As health care fight lingers, nation’s work must be done
If you didn’t like what was happening in Congress in 2013, get ready for more of the same in 2014. We see no reason to believe anything is going to change until one party seizes complete power in the House, Senate and the White House.
Raul Labrador’s visit to our Editorial Board on Thursday was Exhibit A.
Explaining that he and a like-minded segment of the House Republican Caucus are in it for the long run, he reiterated that he was not elected to rubber-stamp initiatives for the Senate and the White House. Fights over the Patient Protection and Affordable Care Act of 2010 will continue.
Labrador made no apologies for his or any other Republican’s involvement in the government shutdown. He is not about to sit back and take what he perceives to be legislation that will inflict hardship on Americans.
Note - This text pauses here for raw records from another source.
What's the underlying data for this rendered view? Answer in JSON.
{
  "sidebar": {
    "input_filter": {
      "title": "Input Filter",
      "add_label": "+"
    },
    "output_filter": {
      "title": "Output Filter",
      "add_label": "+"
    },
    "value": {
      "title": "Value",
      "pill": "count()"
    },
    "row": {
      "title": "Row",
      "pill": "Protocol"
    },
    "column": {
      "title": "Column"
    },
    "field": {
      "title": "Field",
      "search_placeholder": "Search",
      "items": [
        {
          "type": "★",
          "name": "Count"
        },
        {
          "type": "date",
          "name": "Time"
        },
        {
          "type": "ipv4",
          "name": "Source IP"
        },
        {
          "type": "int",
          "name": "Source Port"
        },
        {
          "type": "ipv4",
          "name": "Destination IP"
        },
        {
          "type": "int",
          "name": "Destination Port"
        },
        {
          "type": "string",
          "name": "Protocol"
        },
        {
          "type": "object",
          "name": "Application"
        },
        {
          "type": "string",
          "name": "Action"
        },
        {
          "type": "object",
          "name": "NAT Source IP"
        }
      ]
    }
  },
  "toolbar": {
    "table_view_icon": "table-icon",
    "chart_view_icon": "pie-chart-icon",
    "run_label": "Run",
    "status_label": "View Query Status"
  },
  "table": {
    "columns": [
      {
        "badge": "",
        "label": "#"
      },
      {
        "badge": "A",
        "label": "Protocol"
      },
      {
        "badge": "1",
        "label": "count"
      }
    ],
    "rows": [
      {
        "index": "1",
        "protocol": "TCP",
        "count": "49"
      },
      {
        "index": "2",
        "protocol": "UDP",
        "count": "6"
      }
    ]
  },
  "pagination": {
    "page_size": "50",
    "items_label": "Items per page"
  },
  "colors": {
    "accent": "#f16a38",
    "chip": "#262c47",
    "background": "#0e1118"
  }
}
That $24 billion cost of the shutdown? He estimates that the loss of productivity and added burden on consumers surrounding the health care law will quickly surpass that.
Though we appreciate efforts to reduce spending and government intrusion into our lives, we think the tactic to defund/delay the ACA was a bust. If Republicans had done nothing, the troubled rollout of the law would have been their best no-talking point. …
A bright spot: Labrador began our meeting discussing a bipartisan bill he has co-sponsored with Rep. Bobby Scott, D-Va. It offers judges alternatives to mandatory sentencing guidelines that could reduce federal prison costs and allow the system to focus on more serious crimes.
We hope for similar progress on topics such as immigration and tax reform. Lawmakers should find points they agree on — such as approaches to guest worker programs and upping the ante for high-tech worker visas. Small victories and collaborative discussions in these areas could reveal pathways to bigger things.